Jika nasib seluruh manusia akan seperti itu, mengapa kita tidak memilih
meringankan beban dan menyederhanakan hidup? Mengapa kita tidak mengambil dari
dunia ini seperlunya karena ia pasti ditinggalkan, dan memperbanyak bekal yang
pasti dibawa menghadap Allah, yakni amal shalih? Dikatakan dalam sebuah hadits,
“Orang cerdik adalah seseorang yang menundukkan dirinya dan beramal untuk
(mempersiapkan kehidupan) setelah kematian. Sedangkan orang lemah adalah
seseorang yang memperturutkan hawa nafsunya, kemudian berangan-angan (mendapat
rahmat) Allah.” (Riwayat Tirmidzi dan Ibnu Majah, dari Syaddad bin Aus,
dengan isnad lemah).
Maka, demikianlah peragaan nyata yang diperlihatkan Rasulullah shallallahu
‘alaihi wasallam dan para Sahabatnya. Tempat tinggal dan perabot rumah
tangga mereka bersahaja, tidak tergoda oleh kemewahan. Makanan dan pakaian
mereka pun sederhana, tidak berlebihan. Tetapi, jangan tanya amal mereka:
shalatnya, puasanya, sedekahnya, jihadnya, tilawahnya, dzikirnya, tawakkalnya,
sabarnya, dsb. Kehidupan mereka secara tepat digambarkan dalam sabda Nabi shallallahu
‘alaihi wasallam yang diriwayatkan oleh Fadhalah
bin ‘Ubaid, “Beruntunglah orang yang diberi hidayah ke dalam Islam,
penghidupannya mencukupinya, dan ia merasa puas dengannya.” (Riwayat
Tirmidzi. Hadits hasan-shahih).
Sungguh, inilah kebahagiaan: hidup dalam naungan Islam, diberi rezeki yang
cukup, dan memiliki hati yang puas (qana’ah). Jika salah satunya hilang,
maka yang lain menjadi limbung bahkan ambruk tanpa daya. Oleh karenanya, Rasulullah
shallallahu ‘alaihi wasallam pernah berdoa, “Ya Allah, jadikanlah
rezeki keluarga Muhammad itu mencukupi.” (Riwayat Muslim, dari Abu
Hurairah). “Cukup” artinya: tidak kurang sehingga menggelisahkan, dan tidak
berlebih sehingga menyibukkan.
Mungkin, ada yang terpikir, bahwa pilihan itu berarti hidup berkekurangan,
melarat dan memprihatinkan. Namun, kehidupan para Sahabat dan generasi Salaf
ternyata tidak seperti itu. Banyak diantara mereka yang penghasilannya
“mencengangkan”. Abu Bakar, ‘Umar, ‘Utsman dan ‘Abdurrahman bin ‘Auf adalah
contoh-contoh klasik dalam kategori ini. Tetapi, mereka mengambil secukupnya
bagi diri sendiri, lalu menyalurkan selebihnya di jalan Allah. Sejarah mencatat
bagaimana Abu Bakar menyerahkan seluruh hartanya, ‘Umar menginfakkan setengah
hartanya, dan ‘Utsman menyiapkan ribuan kuda perang lengkap dengan persenjataan
dan perbekalannya. Tidak ketinggalan, ‘Ali bin Abi Thalib pernah bersedekah
senilai 40 ribu dirham (setara 2,7 milyar rupiah lebih). Penghasilan tahunan
Laits bin Sa’ad sekitar 20 ribu dirham, sedangkan ‘Abdurrahman bin Mahdi meraup
2 ribu dinar per tahun (senilai 4,4 milyar lebih). Apakah mereka hidup mewah?

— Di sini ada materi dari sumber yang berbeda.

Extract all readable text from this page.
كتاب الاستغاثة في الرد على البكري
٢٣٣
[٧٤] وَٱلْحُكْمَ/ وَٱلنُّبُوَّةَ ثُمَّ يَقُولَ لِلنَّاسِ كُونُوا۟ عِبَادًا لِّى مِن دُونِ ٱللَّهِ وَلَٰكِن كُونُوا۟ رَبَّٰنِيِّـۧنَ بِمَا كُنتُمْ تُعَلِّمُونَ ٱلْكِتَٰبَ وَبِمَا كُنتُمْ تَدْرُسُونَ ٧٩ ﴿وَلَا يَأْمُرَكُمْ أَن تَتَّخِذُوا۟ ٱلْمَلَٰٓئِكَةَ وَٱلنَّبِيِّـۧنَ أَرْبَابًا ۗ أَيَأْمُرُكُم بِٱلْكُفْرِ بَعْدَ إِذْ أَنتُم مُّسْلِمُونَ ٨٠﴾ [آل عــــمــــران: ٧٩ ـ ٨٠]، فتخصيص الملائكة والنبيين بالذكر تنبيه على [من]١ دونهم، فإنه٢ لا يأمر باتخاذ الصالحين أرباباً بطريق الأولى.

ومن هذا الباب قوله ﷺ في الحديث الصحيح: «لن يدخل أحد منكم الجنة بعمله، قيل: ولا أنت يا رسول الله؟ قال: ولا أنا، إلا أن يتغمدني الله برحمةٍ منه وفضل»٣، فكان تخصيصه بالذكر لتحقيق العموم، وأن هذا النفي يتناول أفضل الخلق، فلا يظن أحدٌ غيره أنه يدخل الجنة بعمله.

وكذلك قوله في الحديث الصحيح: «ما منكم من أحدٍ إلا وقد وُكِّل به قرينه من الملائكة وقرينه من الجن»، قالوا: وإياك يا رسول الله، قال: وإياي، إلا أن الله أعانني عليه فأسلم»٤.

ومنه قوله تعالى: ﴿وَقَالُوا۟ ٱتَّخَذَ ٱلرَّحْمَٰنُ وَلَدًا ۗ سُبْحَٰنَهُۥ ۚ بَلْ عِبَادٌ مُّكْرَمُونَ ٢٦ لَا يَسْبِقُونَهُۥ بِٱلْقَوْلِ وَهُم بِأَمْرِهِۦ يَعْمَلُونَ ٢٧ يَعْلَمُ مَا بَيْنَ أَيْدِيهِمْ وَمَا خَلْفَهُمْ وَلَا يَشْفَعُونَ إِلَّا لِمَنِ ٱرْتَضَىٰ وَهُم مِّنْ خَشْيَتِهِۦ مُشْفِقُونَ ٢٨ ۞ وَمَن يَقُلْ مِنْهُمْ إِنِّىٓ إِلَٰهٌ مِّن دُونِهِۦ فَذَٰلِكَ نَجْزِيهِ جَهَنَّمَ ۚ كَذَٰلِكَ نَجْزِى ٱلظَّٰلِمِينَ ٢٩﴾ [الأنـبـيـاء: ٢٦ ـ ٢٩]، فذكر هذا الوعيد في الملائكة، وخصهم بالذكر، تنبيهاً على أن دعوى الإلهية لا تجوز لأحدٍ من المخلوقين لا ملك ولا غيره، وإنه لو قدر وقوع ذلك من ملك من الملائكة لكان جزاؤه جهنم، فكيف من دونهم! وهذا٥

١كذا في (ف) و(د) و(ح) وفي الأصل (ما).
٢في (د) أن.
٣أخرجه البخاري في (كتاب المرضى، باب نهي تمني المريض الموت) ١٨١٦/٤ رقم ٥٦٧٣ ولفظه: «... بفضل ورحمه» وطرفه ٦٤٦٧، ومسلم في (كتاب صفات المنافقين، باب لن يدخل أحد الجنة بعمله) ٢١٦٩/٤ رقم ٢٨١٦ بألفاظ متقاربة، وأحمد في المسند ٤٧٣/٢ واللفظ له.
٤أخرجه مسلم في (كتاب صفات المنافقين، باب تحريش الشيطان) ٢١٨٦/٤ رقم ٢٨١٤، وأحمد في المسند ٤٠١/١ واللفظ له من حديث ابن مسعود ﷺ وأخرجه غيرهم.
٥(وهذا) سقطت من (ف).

Ternyata tidak. Lalu, kemana larinya uang sebanyak itu? Ya, mereka
membagikannya. Mereka berbahagia telah menjadi perantara Allah dalam membagikan
rezeki kepada hamba-hamba-Nya.
Barangkali, disinilah letak perbedaan generasi mereka dengan sebagian
orang di masa sekarang. Keduanya sama-sama bekerja keras meraih apa yang
bermanfaat bagi mereka, namun setelah berhasil sikap hidupnya ternyata berbeda.
Yang satu tetap bersahaja dan tidak enggan berbagi, sementara yang lain segera
berubah dan semakin pelit. Jika demikian masalahnya, maka benarlah perkataan Imam Syafi’i, “Kefakiran para ulama’ adalah pilihan mereka
sendiri, sedangkan kefakiran orang-orang bodoh adalah karena terpaksa.”
(Dikutip an-Nawawi dalam Tahdzibul Asma’ wal Lughat).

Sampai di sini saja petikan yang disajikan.